The Indonesian archipelago is characterized by the warmest sea surface temperatures (SSTs) in the world and is a key region of the world climate system. Kida and Wijffels (2012) reported that SST cooling around the Nusa Tenggara Islands (NTIs) located at the southern Indonesia plays a crucial role in the seasonal variation of SST over a large area in the Indonesian Seas. Although they suggested that both the monsoonal winds and tidal mixing might significantly impact such SST cooling, their numerical model settings were somewhat idealized.

In this study, to investigate the mechanisms of SST cooling around the NTIs, we carry out a numerical simulation using a regional ocean model where the realistic distribution of vertical diffusivity estimated from a high resolution baroclinic tide model is incorporated. The simulated results show that significant mixing in the narrow tidal straits between the NTIs creates well-mixed waters, which spread out northward (southward) during Austral summer (winter) and finally causes significant SST cooling over a large area of southern Indonesian Seas.

We therefore carry out numerical experiments where either of the monsoonal wind or localized tidal mixing in the narrow straits is switched off.
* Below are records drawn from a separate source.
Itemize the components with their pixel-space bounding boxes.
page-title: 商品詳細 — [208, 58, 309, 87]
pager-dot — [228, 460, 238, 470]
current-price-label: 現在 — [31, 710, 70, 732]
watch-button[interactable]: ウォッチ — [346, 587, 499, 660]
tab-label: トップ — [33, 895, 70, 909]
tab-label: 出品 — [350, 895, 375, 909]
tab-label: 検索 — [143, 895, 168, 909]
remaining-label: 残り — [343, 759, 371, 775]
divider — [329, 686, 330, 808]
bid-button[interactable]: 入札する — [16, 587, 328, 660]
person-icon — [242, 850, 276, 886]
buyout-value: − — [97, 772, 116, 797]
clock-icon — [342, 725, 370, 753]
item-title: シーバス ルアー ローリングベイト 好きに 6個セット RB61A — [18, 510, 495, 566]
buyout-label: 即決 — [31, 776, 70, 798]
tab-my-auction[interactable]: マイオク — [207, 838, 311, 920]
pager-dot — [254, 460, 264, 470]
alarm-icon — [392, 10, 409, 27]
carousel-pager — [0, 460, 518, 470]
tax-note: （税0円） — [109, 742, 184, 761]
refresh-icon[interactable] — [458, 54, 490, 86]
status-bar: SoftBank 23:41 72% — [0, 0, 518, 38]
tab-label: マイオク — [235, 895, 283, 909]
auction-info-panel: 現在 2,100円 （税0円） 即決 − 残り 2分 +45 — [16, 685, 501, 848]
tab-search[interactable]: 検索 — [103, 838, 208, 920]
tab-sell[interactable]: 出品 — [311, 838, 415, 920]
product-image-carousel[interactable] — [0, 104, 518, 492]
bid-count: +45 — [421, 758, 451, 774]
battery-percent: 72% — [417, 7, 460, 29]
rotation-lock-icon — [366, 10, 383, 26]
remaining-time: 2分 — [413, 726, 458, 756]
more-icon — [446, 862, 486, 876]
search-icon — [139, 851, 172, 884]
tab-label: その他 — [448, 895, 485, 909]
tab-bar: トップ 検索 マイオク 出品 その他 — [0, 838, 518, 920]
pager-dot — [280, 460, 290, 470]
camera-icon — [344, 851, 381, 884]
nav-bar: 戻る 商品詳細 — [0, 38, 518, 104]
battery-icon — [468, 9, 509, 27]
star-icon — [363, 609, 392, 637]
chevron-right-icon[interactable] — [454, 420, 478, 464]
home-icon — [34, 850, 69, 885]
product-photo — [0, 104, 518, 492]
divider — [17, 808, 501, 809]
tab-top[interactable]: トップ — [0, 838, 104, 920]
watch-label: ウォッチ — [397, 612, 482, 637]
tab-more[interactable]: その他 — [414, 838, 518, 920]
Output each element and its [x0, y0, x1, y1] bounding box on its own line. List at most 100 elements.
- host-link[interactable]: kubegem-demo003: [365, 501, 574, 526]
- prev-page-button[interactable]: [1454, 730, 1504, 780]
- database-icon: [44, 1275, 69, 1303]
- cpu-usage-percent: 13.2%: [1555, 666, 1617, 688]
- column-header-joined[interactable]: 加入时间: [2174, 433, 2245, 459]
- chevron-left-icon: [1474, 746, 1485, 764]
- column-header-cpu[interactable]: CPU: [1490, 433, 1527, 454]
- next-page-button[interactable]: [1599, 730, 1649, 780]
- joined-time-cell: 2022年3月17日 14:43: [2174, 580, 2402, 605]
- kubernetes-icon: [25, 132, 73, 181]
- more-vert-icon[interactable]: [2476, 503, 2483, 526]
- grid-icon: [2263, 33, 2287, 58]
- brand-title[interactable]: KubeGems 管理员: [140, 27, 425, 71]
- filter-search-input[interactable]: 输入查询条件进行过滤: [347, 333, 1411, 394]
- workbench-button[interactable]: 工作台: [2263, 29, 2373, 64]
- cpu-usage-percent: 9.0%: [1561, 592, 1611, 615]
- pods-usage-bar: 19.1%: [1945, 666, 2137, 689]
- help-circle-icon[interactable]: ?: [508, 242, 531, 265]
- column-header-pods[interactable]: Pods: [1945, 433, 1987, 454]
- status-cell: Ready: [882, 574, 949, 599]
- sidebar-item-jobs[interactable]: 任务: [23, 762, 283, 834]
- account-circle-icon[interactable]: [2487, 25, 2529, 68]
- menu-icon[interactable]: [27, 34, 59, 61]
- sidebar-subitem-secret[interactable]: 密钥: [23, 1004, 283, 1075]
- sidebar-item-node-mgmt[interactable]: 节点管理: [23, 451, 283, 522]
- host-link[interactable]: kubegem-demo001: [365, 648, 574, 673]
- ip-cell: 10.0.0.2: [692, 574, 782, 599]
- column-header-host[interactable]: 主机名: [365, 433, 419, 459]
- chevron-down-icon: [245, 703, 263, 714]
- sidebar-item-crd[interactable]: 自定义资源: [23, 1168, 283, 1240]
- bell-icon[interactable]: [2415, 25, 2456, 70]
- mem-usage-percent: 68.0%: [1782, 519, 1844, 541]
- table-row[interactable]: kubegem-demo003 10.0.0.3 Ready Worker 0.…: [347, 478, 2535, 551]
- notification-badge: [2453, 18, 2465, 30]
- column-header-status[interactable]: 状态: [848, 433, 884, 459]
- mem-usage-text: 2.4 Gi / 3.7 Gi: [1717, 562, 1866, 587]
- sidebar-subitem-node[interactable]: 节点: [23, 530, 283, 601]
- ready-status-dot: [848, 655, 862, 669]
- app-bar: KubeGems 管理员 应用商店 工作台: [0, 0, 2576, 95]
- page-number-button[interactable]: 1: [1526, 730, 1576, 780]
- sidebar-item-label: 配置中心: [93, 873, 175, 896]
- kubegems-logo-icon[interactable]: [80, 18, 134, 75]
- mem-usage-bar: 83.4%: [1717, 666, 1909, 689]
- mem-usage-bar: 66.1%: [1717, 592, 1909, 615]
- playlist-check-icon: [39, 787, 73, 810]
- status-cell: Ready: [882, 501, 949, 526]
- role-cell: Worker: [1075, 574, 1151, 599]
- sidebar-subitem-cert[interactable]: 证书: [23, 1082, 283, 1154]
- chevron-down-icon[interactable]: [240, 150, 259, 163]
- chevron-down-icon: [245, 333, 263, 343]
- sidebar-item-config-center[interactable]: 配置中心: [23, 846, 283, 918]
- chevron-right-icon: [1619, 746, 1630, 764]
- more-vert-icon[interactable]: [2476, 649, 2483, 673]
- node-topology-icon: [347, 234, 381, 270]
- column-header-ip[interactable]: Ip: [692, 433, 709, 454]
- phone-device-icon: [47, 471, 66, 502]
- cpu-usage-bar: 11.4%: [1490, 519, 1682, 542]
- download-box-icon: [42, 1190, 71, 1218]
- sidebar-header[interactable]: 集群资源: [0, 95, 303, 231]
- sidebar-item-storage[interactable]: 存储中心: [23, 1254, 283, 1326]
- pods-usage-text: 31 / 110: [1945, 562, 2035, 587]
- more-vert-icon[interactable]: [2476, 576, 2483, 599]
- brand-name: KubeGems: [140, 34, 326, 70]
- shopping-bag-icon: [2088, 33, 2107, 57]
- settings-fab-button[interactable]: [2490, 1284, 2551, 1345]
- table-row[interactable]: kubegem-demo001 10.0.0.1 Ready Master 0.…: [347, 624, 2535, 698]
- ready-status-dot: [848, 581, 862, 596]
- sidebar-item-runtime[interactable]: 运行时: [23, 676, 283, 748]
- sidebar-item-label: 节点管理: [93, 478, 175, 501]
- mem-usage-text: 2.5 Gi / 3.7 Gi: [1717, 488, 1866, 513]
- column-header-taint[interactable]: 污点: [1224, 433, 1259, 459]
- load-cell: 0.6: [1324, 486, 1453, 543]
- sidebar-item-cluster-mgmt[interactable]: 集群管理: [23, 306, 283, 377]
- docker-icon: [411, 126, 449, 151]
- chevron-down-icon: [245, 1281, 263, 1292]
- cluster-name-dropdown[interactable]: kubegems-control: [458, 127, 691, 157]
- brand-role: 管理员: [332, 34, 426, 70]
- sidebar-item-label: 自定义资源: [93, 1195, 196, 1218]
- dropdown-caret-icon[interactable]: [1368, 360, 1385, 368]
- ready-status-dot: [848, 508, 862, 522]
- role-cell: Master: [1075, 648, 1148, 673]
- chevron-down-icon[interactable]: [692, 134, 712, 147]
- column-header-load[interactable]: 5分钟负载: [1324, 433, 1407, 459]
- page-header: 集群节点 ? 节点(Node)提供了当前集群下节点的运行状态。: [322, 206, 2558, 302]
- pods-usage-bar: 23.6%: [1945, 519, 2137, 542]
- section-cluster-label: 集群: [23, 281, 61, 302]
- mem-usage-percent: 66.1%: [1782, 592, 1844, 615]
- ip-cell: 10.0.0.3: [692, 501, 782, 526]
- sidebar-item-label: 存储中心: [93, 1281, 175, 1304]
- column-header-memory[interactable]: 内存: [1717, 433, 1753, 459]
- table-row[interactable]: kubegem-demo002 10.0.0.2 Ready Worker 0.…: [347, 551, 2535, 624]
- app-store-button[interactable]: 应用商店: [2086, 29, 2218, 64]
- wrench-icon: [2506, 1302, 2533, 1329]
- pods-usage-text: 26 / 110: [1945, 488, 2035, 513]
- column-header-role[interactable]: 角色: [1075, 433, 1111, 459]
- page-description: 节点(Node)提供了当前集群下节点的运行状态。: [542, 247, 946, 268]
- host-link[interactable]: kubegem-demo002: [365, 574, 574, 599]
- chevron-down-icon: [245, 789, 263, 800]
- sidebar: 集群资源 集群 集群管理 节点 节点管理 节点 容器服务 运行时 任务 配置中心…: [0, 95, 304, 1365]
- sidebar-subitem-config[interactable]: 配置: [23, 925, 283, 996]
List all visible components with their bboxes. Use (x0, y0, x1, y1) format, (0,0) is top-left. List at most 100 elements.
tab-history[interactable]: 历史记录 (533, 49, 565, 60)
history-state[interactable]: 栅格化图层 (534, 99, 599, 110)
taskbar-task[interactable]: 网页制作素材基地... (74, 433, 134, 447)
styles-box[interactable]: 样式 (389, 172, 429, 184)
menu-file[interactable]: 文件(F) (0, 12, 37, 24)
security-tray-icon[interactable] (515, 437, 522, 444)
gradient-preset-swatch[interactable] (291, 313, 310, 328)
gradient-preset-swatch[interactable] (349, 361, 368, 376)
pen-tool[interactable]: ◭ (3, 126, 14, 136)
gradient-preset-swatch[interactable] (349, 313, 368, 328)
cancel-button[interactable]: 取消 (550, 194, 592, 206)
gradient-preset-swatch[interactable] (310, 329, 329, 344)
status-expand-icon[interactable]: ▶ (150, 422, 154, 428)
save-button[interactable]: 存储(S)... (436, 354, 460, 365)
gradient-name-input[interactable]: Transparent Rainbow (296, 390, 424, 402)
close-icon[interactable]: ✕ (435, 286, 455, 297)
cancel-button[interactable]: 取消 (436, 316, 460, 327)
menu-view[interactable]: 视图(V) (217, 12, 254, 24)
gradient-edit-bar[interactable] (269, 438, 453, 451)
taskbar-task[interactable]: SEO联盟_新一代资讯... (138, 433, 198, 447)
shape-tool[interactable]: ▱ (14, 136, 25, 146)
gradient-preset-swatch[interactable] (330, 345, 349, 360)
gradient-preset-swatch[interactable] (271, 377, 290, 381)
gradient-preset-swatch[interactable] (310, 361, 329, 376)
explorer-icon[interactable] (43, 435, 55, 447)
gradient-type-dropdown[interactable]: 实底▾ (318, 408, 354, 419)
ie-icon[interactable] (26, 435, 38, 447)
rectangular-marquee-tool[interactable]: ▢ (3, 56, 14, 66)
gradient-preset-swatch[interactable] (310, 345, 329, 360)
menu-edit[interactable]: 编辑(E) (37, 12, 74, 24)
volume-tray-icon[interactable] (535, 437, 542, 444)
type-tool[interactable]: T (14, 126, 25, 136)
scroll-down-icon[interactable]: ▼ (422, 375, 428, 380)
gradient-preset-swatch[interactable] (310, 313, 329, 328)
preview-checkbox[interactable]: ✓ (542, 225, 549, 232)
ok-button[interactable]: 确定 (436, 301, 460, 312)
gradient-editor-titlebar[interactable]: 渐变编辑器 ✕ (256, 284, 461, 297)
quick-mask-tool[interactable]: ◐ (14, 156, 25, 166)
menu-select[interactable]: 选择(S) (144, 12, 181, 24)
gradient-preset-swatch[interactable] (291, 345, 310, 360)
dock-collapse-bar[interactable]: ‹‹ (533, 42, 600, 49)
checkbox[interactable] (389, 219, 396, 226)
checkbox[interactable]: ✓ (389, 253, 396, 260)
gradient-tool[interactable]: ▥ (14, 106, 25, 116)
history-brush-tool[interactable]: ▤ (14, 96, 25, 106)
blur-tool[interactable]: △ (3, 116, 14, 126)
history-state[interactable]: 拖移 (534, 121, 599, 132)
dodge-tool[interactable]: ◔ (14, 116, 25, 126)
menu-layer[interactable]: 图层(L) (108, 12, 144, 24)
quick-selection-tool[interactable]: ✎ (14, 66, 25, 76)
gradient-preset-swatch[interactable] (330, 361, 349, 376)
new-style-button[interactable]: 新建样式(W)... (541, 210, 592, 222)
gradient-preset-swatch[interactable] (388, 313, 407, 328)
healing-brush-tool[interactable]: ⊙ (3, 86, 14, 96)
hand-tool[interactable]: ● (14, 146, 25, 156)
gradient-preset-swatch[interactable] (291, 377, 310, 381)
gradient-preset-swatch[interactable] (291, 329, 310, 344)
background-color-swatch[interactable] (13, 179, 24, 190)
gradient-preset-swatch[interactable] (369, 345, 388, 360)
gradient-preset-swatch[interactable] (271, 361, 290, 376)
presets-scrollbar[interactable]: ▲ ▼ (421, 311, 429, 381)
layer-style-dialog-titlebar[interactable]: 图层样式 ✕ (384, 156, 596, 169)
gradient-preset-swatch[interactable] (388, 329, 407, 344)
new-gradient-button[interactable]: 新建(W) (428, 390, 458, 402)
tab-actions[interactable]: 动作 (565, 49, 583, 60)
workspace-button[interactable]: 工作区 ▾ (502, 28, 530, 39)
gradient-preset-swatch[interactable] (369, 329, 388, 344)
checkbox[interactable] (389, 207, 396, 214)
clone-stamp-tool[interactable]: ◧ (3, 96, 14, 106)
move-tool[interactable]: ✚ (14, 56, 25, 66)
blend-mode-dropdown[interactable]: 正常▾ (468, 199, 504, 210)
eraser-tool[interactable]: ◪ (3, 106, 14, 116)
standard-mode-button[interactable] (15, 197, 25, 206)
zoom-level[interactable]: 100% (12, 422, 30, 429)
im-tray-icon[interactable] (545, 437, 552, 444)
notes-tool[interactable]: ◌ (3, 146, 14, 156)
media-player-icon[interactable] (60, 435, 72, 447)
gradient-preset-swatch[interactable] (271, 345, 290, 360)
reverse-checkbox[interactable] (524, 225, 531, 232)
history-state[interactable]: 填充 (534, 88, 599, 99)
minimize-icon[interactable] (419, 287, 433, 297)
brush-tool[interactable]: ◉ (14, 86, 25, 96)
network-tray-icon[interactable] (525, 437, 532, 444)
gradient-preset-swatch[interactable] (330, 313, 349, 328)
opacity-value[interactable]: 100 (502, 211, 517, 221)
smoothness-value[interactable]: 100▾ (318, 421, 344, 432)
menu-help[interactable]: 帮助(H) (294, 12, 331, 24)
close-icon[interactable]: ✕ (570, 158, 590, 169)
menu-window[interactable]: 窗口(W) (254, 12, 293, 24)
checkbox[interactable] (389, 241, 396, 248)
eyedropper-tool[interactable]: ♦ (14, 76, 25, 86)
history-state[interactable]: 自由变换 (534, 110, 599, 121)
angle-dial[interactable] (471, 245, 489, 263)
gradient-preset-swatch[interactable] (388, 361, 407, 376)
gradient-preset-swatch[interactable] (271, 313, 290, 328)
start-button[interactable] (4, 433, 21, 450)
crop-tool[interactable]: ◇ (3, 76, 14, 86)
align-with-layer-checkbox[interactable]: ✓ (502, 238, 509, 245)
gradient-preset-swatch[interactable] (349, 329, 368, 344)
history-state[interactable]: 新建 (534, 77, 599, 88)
These numerical experiments show that well-mixed waters in the narrow straits are continuously advected by the northward (southward) flow driven by the western (eastern) monsoonal wind during Austral summer (winter) until the Indonesian Throughflow spreads them out over a large area of southern Indonesian Seas, demonstrating the importance of the combined effect of the Ekman transport and tidal mixing.